7.3.14.1.1 Sample BIST Sequence
Note: Before BIST can be enabled, D_GPIO0 (pin 19) must be strapped HIGH and D_GPIO[3:1] (pins 16, 17, and 18) must be strapped LOW.
- BIST Mode is enabled through the BISTEN pin of deserializer. The desired clock source is selected through the deserializer BISTC pin.
- The serializer is awakened through the back channel if it is not already on. An all-zeros pattern is balanced, scrambled, randomized, and sent through the FPD-Link III interface to the deserializer. Once the serializer and the deserializer are in BIST mode and the deserializer acquires LOCK, the PASS pin of the deserializer goes high and BIST starts checking the data stream. If an error in the payload (1 to 35) is detected, the PASS pin switches low for one half of the clock period. During the BIST test, the PASS output can be monitored and counted to determine the payload error rate per 35 bits.

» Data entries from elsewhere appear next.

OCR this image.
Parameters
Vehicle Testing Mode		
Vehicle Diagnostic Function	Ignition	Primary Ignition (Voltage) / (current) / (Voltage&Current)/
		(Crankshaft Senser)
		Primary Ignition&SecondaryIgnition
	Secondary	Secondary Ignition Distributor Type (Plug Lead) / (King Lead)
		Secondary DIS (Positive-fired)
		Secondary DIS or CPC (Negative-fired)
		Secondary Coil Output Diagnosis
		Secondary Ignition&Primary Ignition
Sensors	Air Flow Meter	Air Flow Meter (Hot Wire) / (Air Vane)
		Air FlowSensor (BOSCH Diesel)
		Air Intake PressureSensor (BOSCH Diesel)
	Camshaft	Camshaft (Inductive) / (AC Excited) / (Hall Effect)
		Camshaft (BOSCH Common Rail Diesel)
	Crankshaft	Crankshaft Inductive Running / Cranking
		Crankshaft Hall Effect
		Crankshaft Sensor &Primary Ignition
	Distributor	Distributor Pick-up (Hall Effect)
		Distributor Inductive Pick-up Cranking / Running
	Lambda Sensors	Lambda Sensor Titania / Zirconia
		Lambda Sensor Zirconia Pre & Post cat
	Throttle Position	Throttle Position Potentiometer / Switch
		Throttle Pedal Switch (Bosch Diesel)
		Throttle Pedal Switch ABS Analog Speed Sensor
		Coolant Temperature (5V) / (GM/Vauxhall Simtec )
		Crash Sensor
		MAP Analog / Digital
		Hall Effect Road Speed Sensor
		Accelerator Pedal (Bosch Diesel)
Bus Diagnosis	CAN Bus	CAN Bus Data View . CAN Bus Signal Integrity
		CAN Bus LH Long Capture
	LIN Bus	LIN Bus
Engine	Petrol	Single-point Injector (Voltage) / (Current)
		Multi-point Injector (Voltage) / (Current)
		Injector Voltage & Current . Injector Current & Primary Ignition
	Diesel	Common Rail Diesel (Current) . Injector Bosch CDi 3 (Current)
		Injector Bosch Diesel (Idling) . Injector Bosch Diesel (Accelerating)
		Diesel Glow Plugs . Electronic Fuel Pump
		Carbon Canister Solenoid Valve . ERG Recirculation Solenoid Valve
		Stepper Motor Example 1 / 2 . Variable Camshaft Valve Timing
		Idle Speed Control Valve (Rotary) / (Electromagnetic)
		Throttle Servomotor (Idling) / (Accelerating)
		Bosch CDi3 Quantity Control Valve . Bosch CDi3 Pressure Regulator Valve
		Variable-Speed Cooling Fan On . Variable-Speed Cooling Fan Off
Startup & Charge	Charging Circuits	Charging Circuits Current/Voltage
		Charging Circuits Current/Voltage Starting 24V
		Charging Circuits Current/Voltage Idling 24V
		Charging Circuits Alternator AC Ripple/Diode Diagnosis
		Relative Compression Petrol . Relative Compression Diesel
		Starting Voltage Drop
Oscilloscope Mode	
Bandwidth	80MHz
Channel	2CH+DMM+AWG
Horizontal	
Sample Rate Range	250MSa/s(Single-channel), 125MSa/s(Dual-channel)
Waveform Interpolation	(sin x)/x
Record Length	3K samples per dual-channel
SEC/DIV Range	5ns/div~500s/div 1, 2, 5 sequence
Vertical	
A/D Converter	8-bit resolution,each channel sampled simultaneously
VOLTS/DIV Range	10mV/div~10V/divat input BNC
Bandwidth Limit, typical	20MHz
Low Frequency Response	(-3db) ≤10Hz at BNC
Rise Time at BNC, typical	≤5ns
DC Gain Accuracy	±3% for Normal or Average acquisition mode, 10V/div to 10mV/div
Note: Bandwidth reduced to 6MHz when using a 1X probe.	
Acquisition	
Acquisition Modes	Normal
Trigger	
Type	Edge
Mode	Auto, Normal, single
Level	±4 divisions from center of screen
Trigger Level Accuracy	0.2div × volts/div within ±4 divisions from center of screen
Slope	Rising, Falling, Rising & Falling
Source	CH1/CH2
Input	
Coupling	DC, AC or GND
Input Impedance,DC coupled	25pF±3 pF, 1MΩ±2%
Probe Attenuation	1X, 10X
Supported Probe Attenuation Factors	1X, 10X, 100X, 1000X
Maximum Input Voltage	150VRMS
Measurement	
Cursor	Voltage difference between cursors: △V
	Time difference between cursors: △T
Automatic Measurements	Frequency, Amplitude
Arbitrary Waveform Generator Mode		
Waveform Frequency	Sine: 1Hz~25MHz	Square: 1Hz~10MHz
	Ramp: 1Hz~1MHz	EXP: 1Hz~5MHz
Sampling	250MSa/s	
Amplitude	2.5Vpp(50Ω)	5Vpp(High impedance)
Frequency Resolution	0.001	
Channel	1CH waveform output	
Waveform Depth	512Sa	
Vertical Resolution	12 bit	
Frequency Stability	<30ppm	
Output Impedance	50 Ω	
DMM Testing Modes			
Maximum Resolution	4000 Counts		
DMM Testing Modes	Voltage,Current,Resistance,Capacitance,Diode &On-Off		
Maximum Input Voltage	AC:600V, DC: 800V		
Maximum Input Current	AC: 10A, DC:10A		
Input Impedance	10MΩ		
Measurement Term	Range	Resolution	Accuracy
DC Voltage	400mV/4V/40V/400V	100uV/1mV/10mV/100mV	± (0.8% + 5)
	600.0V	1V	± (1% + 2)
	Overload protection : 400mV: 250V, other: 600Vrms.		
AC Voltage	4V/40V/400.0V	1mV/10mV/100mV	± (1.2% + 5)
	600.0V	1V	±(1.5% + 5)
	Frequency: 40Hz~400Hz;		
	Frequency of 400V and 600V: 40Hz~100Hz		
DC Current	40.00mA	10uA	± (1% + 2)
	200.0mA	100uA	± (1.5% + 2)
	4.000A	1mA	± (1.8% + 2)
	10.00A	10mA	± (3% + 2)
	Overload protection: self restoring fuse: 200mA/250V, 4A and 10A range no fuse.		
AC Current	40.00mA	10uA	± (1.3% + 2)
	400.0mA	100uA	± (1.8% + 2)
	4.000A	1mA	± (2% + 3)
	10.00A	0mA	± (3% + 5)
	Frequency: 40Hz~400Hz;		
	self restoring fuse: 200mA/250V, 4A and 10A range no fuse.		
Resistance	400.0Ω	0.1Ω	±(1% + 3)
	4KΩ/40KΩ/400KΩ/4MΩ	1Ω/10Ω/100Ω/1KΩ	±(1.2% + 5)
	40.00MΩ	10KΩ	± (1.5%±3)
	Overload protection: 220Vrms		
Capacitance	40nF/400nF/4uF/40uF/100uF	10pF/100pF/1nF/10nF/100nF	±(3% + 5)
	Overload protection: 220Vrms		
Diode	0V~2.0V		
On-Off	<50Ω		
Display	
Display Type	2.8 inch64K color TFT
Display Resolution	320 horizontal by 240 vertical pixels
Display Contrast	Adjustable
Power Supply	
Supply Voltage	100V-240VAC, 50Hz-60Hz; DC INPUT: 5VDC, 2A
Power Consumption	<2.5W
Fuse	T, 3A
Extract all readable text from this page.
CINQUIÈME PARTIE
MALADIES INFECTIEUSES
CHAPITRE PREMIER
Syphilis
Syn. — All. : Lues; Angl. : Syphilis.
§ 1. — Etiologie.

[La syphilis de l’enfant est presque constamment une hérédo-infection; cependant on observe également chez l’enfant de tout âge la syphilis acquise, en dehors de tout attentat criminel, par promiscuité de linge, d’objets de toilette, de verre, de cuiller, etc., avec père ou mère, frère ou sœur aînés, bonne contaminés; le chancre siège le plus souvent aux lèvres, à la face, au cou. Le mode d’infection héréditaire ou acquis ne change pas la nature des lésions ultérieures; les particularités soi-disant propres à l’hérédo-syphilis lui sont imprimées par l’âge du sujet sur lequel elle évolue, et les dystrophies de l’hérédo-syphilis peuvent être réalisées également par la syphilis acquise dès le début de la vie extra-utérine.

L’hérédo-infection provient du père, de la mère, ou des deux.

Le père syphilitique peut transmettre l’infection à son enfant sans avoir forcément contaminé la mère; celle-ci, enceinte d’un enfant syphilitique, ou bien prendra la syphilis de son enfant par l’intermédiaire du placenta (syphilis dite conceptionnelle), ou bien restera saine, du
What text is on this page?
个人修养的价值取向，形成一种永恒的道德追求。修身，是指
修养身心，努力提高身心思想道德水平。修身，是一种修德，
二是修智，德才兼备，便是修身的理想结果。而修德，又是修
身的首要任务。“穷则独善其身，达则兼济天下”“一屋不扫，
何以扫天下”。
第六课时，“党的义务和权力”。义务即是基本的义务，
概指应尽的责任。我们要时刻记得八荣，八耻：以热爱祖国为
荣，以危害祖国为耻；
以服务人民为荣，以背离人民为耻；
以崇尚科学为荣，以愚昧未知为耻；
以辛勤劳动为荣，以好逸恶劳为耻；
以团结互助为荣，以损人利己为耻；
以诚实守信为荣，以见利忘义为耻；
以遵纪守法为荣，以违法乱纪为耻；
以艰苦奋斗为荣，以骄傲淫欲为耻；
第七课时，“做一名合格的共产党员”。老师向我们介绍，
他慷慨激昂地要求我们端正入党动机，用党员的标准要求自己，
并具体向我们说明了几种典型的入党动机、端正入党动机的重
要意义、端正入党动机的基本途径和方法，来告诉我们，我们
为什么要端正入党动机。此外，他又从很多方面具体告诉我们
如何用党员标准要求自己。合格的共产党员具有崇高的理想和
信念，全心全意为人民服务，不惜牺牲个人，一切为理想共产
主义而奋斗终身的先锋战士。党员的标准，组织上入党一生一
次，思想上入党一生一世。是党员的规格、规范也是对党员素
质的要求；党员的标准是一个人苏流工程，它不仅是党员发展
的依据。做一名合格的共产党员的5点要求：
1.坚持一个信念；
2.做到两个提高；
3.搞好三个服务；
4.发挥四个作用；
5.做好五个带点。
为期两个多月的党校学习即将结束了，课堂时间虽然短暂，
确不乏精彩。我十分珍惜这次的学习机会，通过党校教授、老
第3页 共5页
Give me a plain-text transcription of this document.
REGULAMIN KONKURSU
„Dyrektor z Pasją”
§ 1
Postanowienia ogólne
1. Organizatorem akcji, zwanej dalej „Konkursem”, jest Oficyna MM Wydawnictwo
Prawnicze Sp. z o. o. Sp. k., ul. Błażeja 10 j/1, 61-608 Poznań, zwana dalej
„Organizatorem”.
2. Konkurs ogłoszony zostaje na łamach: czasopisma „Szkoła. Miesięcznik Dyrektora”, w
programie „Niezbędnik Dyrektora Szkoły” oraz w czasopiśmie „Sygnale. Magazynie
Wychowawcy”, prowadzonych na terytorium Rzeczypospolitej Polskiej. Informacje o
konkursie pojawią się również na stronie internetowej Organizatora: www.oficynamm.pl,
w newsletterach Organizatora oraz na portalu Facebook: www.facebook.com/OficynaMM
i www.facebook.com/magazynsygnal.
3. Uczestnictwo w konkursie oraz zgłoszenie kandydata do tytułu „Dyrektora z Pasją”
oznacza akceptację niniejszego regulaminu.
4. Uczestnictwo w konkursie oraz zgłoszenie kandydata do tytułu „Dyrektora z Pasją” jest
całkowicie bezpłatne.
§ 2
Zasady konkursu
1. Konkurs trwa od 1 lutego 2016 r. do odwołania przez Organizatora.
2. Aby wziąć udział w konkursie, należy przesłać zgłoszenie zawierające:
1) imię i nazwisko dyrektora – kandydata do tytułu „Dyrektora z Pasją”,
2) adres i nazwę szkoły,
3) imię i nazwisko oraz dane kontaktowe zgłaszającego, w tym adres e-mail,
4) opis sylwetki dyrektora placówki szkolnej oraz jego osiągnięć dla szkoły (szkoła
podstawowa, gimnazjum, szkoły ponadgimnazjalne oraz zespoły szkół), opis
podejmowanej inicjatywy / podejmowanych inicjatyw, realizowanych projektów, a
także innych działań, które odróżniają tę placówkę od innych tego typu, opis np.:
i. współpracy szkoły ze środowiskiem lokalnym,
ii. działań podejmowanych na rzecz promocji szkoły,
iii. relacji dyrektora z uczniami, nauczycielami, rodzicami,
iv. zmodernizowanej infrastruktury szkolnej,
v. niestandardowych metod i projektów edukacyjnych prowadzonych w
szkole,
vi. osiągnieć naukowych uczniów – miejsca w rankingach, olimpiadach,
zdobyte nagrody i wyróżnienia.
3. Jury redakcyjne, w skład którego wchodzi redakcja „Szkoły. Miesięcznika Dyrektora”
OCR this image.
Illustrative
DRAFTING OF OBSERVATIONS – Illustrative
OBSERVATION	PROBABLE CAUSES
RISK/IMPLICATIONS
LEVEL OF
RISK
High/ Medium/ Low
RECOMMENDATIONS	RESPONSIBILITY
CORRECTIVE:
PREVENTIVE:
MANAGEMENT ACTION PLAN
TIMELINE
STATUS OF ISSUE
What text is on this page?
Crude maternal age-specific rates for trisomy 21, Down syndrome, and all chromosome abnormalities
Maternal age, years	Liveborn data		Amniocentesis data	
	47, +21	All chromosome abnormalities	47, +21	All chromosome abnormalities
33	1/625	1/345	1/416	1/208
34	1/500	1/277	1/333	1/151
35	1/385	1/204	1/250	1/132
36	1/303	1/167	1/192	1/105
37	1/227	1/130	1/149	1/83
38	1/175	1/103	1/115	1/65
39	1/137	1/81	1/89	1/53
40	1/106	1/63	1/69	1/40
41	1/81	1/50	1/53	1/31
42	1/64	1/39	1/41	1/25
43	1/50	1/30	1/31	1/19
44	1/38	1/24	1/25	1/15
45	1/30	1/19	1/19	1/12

- To stop BIST mode, set the BISTEN pin LOW. The deserializer stops checking the data, and the final test result is held on the PASS pin. If the test ran error-free, the PASS output remains HIGH. If there one or more errors were detected, the PASS output outputs constant LOW. The PASS output state is held until a new BIST is run, the device is RESET, or the device is powered down. BIST duration is user-controlled and may be of any length.
The link returns to normal operation after the deserializer BISTEN pin is low. Figure 27 shows the waveform diagram of a typical BIST test for two cases. Case 1 is error-free, and Case 2 shows one with multiple errors. In most cases, it is difficult to generate errors due to the robustness of the link (differential data transmission, and so forth). Errors may be introduced by greatly extending the cable length, faulting the interconnect medium, or reducing signal condition enhancements (Rx equalization).